Would “Yes, sir” or “No, sir” be the proper response
? wondered Michael, having a hard time keeping his face straight and his laughter under control. He decided the safest thing was to stay silent and at attention.

“Get back over to your mare, Sergeant, and get ready for the next race,” Cooper ordered, giving a disdainful look to Antonio and the men who surrounded him. Their faces were closed and humorless and Antonio felt anger rising in him. He wondered how much trouble his friend was in, but as Michael walked away, he turned and gave Antonio a quick wink.

One of Antonio’s men came up to remind him that he was riding soon, and shaking out his legs again, he went off to prepare the bay.

 

Chapter Ten

 

Lieutenant Cooper won his own race, although not against Antonio, who had chosen the three-quarter-mile again. Cooper beat two Navajo ponies and Captain Taggert’s chestnut, and Elizabeth had a hard time keeping her face straight as she watched him strut about, accepting the congratulations of his men. Every time he opened his mouth she expected to hear him crow. And when his back was to her—well, she couldn’t help noticing how loose and wrinkled his trousers were.

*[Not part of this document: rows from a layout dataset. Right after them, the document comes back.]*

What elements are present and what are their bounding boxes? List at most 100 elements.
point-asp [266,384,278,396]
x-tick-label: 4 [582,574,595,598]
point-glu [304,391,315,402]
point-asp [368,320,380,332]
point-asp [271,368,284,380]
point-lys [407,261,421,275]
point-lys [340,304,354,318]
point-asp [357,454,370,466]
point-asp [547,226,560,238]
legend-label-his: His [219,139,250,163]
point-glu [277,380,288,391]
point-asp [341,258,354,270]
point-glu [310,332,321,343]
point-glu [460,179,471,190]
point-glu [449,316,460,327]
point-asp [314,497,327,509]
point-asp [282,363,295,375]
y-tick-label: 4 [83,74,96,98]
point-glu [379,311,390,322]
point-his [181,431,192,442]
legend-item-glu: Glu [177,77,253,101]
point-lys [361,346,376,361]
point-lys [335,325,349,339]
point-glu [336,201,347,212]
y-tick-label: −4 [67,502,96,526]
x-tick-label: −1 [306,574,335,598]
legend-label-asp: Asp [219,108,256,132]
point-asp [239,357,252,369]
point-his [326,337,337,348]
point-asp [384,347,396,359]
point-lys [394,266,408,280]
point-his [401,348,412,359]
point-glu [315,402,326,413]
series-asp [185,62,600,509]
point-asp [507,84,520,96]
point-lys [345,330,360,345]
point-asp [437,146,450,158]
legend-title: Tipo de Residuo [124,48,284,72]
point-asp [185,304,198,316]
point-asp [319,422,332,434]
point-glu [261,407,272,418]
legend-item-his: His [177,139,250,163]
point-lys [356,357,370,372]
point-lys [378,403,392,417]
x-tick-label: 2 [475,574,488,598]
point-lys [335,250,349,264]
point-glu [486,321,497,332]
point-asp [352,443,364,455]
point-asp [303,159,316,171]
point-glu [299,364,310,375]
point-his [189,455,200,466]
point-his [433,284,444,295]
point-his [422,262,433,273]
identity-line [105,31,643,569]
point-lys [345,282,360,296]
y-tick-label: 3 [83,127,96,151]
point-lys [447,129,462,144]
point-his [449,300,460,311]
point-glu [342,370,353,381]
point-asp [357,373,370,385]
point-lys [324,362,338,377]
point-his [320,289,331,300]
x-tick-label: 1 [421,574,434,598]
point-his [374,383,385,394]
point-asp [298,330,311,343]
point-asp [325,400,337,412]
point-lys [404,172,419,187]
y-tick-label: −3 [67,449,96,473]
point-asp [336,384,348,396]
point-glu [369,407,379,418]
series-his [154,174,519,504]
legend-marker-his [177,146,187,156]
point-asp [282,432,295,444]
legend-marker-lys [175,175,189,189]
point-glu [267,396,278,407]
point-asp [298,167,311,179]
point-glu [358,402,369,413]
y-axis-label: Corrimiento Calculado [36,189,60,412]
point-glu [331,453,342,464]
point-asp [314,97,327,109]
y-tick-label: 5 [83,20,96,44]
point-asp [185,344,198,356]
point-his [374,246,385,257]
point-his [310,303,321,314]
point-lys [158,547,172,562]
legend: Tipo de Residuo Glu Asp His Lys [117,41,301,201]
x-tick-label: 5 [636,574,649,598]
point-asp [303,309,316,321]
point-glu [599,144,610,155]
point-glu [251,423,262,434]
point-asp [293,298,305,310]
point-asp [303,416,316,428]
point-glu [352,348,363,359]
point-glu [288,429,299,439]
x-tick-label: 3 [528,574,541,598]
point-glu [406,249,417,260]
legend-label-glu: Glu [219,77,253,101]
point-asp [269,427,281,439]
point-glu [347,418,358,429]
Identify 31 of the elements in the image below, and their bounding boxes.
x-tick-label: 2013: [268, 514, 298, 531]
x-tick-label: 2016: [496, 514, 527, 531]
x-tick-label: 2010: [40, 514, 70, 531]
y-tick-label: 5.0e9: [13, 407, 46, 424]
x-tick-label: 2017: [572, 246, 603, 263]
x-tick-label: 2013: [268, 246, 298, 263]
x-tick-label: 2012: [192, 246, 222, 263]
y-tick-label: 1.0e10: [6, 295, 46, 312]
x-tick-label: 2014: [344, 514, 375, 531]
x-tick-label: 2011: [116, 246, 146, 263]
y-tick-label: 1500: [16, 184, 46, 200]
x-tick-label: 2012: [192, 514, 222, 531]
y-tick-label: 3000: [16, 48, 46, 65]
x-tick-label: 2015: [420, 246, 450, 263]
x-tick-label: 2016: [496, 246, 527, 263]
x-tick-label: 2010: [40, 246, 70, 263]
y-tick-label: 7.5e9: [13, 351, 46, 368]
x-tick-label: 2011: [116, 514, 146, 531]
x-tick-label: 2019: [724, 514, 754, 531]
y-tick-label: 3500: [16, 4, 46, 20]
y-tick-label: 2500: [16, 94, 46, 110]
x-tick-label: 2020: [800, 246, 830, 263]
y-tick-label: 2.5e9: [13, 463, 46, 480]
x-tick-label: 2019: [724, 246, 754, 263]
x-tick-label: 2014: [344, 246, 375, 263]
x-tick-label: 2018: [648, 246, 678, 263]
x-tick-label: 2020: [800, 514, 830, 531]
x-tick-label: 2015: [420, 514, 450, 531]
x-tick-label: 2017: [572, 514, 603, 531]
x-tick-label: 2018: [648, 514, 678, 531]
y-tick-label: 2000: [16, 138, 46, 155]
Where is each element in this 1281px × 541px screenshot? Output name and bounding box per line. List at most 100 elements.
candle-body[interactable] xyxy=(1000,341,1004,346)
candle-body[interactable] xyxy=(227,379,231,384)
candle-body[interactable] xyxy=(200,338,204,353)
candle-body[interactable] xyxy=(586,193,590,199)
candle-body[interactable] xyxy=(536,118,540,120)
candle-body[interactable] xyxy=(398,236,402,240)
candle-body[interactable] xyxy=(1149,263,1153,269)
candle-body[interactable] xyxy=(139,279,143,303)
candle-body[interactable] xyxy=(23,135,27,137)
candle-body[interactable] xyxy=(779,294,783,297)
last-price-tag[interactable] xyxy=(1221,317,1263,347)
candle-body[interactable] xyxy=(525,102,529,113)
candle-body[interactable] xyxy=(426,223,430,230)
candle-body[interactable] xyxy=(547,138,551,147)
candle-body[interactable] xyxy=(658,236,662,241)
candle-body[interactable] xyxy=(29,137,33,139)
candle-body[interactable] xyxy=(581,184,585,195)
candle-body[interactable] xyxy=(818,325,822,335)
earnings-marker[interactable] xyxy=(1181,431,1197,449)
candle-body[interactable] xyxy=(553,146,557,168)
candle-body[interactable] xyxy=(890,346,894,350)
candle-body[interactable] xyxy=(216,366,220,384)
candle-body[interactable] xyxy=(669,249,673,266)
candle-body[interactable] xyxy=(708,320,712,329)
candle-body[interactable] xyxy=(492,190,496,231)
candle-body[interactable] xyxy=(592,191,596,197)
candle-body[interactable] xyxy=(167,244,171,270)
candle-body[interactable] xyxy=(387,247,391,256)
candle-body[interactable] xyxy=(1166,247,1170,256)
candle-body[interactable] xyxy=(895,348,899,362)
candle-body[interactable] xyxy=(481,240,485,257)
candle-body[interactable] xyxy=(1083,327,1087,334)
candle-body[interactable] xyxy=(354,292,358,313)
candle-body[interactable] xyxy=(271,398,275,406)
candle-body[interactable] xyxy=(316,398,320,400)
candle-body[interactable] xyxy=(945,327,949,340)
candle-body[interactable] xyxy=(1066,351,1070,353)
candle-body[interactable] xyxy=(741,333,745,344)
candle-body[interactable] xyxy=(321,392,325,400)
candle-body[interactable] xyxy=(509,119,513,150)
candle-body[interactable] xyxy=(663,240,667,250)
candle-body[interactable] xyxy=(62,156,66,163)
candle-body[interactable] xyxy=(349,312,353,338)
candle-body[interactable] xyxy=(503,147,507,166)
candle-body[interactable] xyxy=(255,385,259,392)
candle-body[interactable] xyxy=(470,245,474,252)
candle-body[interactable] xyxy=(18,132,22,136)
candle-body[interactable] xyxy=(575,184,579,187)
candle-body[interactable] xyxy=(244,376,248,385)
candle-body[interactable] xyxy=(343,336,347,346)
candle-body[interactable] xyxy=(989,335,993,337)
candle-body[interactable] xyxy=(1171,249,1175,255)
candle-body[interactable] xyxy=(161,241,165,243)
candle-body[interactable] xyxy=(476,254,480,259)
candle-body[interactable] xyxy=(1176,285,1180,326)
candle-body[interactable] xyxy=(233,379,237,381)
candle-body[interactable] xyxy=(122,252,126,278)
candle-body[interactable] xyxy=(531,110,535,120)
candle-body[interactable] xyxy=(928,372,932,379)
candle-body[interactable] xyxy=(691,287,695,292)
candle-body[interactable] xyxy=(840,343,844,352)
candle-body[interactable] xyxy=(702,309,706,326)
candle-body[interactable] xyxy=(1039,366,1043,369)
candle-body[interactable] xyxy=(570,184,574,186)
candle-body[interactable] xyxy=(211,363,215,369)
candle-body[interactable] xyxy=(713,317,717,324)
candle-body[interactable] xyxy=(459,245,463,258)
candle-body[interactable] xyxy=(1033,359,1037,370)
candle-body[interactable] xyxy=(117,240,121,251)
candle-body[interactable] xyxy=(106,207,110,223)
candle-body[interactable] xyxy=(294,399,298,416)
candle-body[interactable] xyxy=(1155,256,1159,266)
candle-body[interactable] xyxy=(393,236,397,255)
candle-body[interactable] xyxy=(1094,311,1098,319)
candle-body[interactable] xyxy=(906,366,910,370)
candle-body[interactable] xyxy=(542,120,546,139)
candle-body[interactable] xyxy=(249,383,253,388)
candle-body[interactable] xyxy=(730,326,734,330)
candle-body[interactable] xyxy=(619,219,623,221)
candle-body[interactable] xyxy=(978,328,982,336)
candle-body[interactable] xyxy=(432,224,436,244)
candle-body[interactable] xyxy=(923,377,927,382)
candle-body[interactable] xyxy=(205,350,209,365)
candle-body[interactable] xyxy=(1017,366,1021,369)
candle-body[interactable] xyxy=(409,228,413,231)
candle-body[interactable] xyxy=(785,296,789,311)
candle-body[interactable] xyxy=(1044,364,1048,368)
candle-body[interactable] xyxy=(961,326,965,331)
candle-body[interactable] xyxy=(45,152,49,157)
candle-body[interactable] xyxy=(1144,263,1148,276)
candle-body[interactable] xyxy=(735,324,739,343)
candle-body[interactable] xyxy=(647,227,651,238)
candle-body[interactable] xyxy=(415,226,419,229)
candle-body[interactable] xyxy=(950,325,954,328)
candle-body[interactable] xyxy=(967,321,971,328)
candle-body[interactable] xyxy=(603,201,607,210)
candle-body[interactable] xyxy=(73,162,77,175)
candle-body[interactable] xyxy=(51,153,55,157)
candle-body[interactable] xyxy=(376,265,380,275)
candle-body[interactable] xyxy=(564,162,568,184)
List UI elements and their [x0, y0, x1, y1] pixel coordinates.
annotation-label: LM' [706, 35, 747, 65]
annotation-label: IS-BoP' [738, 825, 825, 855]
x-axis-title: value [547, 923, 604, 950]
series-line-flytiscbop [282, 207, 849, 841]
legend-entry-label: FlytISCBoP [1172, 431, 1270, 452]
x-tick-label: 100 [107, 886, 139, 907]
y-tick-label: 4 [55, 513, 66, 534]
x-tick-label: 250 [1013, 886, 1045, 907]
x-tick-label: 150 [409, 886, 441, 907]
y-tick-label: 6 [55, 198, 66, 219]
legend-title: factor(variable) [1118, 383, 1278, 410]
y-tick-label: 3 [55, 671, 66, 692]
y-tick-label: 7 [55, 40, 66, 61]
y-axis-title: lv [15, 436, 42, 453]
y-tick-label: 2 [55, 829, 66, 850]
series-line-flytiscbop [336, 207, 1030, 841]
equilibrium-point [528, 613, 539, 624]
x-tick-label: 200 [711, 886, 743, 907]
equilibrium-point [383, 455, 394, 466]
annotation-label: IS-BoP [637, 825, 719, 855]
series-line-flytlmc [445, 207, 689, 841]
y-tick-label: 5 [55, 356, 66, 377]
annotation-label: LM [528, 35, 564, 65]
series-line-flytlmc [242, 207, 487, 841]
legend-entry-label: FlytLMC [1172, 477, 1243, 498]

No bottom at all, she thought, and laughed to herself.

She didn’t laugh, however, when she saw one of the Navajo dogs trotting by. It was a black-and-white sheepdog, alert and curious and intent on finding someone, it seemed. Lieutenant Cooper saw the dog at the same moment as she did and went after it with a scowl on his face. Elizabeth watched in horror as he followed the dog to his owner and started arguing with a tall, distinguished-looking Navajo.

“Whatever is the lieutenant doing,” exclaimed Mrs. Gray.

“I think that dog is the sire of Misty’s puppies,” said Elizabeth. “Isn’t that Manuelito, one of the headmen?” she added, her voice full of concern. The last months had been peaceful, but the relationship between the Navajo and the soldiers was precarious, and what seemed like a small thing could tip the balance and destroy weeks of good feeling.

“Where is that husband of mine,” said Mrs. Gray, looking around in desperation. When she finally spied the colonel, it was on the other side of the course, obviously intent on his conversation with Major Wheeler.

Mrs. Gray looked around and her eyes lighted on Private Mahoney, who was slouched against the fence. “Private!”

“Private Mahoney, ma’am, at your service,” he said as he stood at attention.

“Get my husband over here as quickly as possible.”

“Yes, ma’am.” Mahoney hadn’t seen anything, but he could tell something important was up. He ran across to the colonel, and Elizabeth could see him pointing back at Mrs. Gray.

“Charles, your Mr. Cooper is going to have us all massacred if you don’t stop him,” she said fiercely but quietly when the colonel reached her side. “It is too long to explain, but get him away from Manuelito!”

It was obvious to Elizabeth that the colonel and his wife understood one another perfectly. They had been on the frontier for twenty years together and had formed a partnership in which Mrs. Gray’s judgment was trusted instantly. She wondered if she would have had the self-confidence to summon Thomas under similar circumstances. His work had always been
his
work, and her realm the household. She felt a sudden stab of envy. Mrs. Gray had always been motherly to Elizabeth, offering her care and support to her and the other officers’ wives, always with a warm smile for the rawest of recruits, encouraging them as though they were her sons. But today Elizabeth had seen another side of her, the strong woman who understood very well the delicacy of her husband’s position and the importance of everyday dealings with the Navajo.